Am I correct in assuming that even creating a View, I am still going to have to join the tables?
Am I being given a sub-par education in SQL?
Upvotes: 0
Views: 109
Reputation:
A view is just a saved query. Views can be helpful for allowing not technical users the ability to simply query the view rather than developing their own ad hoc query (which may be incorrect). This is similar to the concept of a data warehouse but obviously much different from an implementation, maintenance, functionality, and performance perspective.
As you mentioned your a student i'll explain further. If you want to query the database for an answer to a question that hasn't been answered before, and likely will not be asked again in the same way, you can just write an ad hoc query. These queries a likely to be short and simple. If you constantly query the same thing over and over again, you can create a view and simply query the view. So if a view is just a saved query, than what is a stored procedure and how is it different. Well I'm glad you asked. A stored procedure is a set of SQL statements that are precompiled by SQL server. They are typically long and relatively complex. Also, whereas in a view you are simply selecting data, in a stored procedure you would be manipulating data.

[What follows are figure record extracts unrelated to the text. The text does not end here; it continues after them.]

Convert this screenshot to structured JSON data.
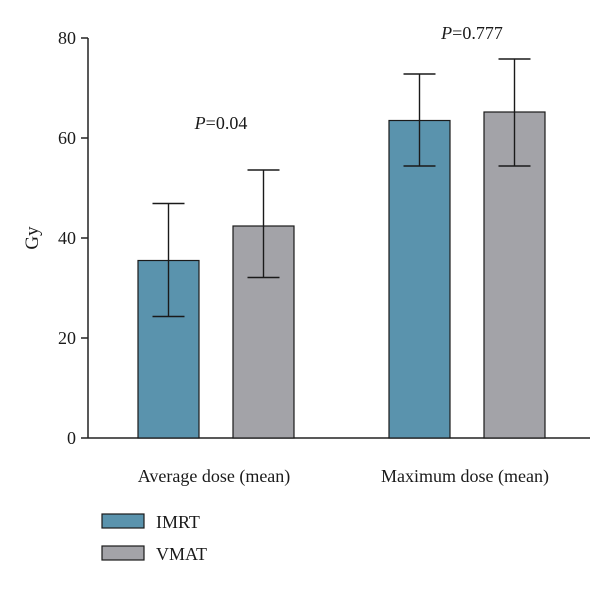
{
  "chart_data": {
    "type": "bar",
    "categories": [
      "Average dose (mean)",
      "Maximum dose (mean)"
    ],
    "series": [
      {
        "name": "IMRT",
        "color": "#5a93ad",
        "values": [
          35.5,
          63.5
        ],
        "error_low": [
          24.3,
          54.4
        ],
        "error_high": [
          46.9,
          72.8
        ]
      },
      {
        "name": "VMAT",
        "color": "#a3a3a8",
        "values": [
          42.4,
          65.2
        ],
        "error_low": [
          32.1,
          54.4
        ],
        "error_high": [
          53.6,
          75.8
        ]
      }
    ],
    "annotations": [
      {
        "category_index": 0,
        "prefix": "P",
        "text": "=0.04",
        "y": 63
      },
      {
        "category_index": 1,
        "prefix": "P",
        "text": "=0.777",
        "y": 81
      }
    ],
    "title": "",
    "xlabel": "",
    "ylabel": "Gy",
    "ylim": [
      0,
      80
    ],
    "yticks": [
      "0",
      "20",
      "40",
      "60",
      "80"
    ],
    "grid": false,
    "legend_position": "bottom-left"
  }
}
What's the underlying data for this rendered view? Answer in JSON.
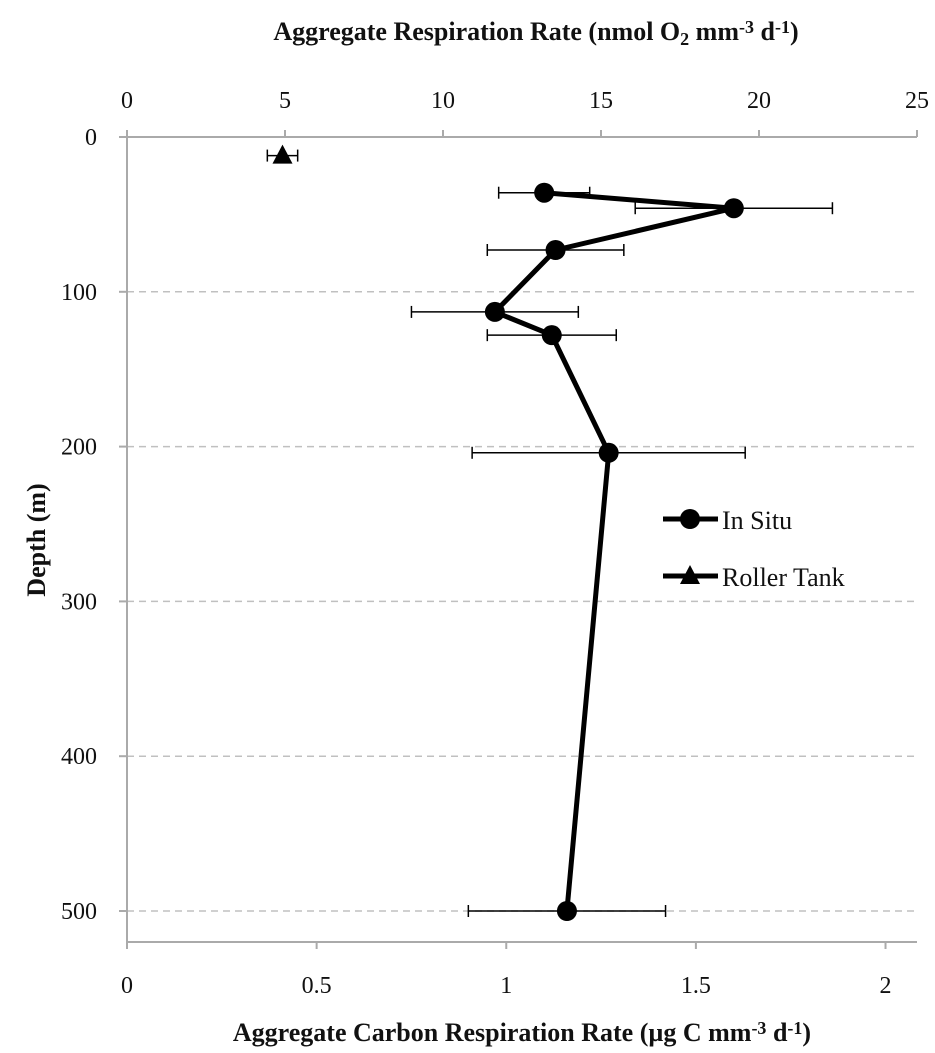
{
  "chart_data": {
    "type": "line",
    "top_axis": {
      "title_parts": [
        "Aggregate Respiration Rate (nmol O",
        "2",
        " mm",
        "-3",
        " d",
        "-1",
        ")"
      ],
      "range": [
        0,
        25
      ],
      "ticks": [
        "0",
        "5",
        "10",
        "15",
        "20",
        "25"
      ]
    },
    "bottom_axis": {
      "title_parts": [
        "Aggregate Carbon Respiration Rate (µg C mm",
        "-3",
        " d",
        "-1",
        ")"
      ],
      "range": [
        0,
        2.083
      ],
      "ticks": [
        "0",
        "0.5",
        "1",
        "1.5",
        "2"
      ]
    },
    "y_axis": {
      "title": "Depth (m)",
      "range": [
        0,
        520
      ],
      "inverted": true,
      "ticks": [
        "0",
        "100",
        "200",
        "300",
        "400",
        "500"
      ]
    },
    "grid": "horizontal dashed",
    "legend_position": "right-middle",
    "series": [
      {
        "name": "In Situ",
        "marker": "circle",
        "connected": true,
        "points": [
          {
            "x": 1.1,
            "y": 36,
            "err": 0.12
          },
          {
            "x": 1.6,
            "y": 46,
            "err": 0.26
          },
          {
            "x": 1.13,
            "y": 73,
            "err": 0.18
          },
          {
            "x": 0.97,
            "y": 113,
            "err": 0.22
          },
          {
            "x": 1.12,
            "y": 128,
            "err": 0.17
          },
          {
            "x": 1.27,
            "y": 204,
            "err": 0.36
          },
          {
            "x": 1.16,
            "y": 500,
            "err": 0.26
          }
        ]
      },
      {
        "name": "Roller Tank",
        "marker": "triangle",
        "connected": false,
        "points": [
          {
            "x": 0.41,
            "y": 12,
            "err": 0.04
          }
        ]
      }
    ]
  }
}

I know my answer goes a little out of the bounds of your professors question, but I hope it gets the wheels turning for you and gives you some topics to start researching for later in your academic or professional career :)
Upvotes: 1
Reputation: 111
The benefit of a view is that you can abstract away the JOINs in queries that utilize the view, rather than having to include a JOIN in every query - the view just saves those JOINs for cleaner code
So yes, you'll still write JOINs, but you'll write them once instead of every time.